Recursive SVM uses SVM for both classification and for selecting a subset of relevant genes according to their
relative contribution in the classification. This process is done recursively so that a series of data subsets and classification
models can be obtained in a recursive manner, at different levels of feature selection. The performance of the classification
can be evaluated either on an independent test data set or by cross validation on the same data set. R-SVM also includes
an option for permutation experiments to assess the significance of the performance. Please note, only linear kernel was used for
classification, since the information is usually far from sufficient for reliably estimating nonlinear relations for high-dimensional
data with a small sample size. First-order approximation will reduce the risk of overfitting in case of limited data.
CV2 refers to the cross validation embedded with the feature selection procedure as discussed above.
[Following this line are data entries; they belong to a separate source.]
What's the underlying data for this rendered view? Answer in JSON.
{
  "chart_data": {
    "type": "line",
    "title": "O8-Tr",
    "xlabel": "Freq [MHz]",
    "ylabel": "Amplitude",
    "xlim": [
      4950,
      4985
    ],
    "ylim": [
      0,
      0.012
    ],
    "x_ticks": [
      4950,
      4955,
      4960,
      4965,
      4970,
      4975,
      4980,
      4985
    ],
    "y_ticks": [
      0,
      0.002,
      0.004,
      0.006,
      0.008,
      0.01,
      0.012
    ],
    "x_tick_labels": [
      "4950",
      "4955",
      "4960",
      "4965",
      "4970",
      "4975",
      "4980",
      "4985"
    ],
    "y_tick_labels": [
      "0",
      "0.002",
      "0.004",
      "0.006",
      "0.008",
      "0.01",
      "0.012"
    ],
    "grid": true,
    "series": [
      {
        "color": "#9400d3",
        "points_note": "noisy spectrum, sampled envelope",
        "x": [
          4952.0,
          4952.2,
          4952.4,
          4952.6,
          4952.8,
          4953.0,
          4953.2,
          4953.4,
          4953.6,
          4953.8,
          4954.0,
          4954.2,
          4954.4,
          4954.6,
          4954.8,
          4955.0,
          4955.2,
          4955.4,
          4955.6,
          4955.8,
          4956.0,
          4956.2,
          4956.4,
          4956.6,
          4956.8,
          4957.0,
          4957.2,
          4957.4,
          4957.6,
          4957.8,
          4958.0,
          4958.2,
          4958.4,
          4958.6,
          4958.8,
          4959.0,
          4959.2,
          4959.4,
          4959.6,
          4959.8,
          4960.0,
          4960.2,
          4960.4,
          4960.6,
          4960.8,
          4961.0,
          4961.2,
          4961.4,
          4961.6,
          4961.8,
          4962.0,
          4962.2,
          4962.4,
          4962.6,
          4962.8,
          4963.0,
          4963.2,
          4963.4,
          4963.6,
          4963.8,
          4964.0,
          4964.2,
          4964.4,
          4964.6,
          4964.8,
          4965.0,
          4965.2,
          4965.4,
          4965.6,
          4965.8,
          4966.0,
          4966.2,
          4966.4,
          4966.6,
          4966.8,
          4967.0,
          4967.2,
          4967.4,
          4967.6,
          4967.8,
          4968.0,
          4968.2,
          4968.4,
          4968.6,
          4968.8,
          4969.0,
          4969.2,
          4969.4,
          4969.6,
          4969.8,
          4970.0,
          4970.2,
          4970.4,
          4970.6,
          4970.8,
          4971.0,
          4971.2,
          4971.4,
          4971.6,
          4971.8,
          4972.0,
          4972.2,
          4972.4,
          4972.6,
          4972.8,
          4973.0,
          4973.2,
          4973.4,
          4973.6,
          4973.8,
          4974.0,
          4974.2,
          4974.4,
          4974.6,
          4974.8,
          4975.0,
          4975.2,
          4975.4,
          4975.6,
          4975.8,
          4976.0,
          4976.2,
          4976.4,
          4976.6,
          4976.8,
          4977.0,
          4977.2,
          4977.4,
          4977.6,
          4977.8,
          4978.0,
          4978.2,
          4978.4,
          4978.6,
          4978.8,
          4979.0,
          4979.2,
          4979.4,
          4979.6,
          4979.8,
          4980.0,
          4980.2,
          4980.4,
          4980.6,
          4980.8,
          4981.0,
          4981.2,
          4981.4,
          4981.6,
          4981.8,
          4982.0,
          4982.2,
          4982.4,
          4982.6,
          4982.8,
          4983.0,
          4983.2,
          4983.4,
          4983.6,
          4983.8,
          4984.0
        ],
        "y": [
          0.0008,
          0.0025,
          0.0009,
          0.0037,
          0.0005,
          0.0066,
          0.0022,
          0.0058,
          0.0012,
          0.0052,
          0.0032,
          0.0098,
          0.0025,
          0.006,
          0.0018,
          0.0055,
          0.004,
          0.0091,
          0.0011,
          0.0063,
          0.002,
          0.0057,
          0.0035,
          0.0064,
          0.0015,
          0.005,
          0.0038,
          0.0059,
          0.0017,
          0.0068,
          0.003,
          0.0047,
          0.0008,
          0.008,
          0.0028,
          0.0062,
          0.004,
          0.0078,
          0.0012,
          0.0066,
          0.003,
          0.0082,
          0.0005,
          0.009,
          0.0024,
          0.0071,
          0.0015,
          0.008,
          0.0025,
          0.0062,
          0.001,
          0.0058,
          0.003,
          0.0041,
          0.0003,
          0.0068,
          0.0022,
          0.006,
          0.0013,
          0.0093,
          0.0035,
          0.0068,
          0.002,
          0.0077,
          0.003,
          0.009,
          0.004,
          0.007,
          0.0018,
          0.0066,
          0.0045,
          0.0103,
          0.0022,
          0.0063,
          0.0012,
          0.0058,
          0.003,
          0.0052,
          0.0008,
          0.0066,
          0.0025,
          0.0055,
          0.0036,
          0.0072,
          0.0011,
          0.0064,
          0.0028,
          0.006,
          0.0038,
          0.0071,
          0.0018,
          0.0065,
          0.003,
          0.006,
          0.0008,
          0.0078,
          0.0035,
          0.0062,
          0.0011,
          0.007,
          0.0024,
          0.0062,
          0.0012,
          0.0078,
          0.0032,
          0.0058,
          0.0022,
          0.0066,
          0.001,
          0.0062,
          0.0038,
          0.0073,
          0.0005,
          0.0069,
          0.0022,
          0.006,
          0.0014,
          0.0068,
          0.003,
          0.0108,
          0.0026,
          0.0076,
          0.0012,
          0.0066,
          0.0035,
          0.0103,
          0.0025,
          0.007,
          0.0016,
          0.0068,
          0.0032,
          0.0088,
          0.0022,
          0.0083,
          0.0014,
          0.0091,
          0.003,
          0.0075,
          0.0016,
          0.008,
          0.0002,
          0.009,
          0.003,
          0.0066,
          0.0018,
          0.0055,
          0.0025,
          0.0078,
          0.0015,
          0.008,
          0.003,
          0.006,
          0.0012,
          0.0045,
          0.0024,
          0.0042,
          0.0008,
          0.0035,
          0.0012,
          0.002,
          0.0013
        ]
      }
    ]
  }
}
Cautions must be taken for the practice. If the features are selected based on the background biological knowledge,
it's fine to use the selected subset of data for classification. However, it is not proper to use the features
selected based on the whole dataset using some supervised methods (methods that utilize the class label information
such as t-tests, SAM, PLS-DA or other supervised classification methods). This procedure will introduce selection bias and result in a very optimistic
performance based on cross-validation due to "information leak". In order to obtain an objective performance evaluation,
one should include the feature selection procedure in the cross validation. Alternatively, one can evaluate the classifier using independent
dataset not used in the feature selections. These procedures were used by PLS-DA, random forest and R-SVM for feature
selection and classification. Currently, Wegan does not support feature selection and classification using different
algorithms (i.e. PLS-DA for classification). This is going to be our next step. Please refer to
paper by Ambroise C and McLachlan GJ for a more detailed discussion.
However, one can use non-specific filtering (i.e. not using the class labels) to select features. We recently introduced
the Data filter function under the Data Process category. Users can use this function to remove low
quality features using a variety of criteria. Additionally, users can also try to remove sample outliers if exists using the
Data editor. These are safe procedures that can potentially improve the classification performance.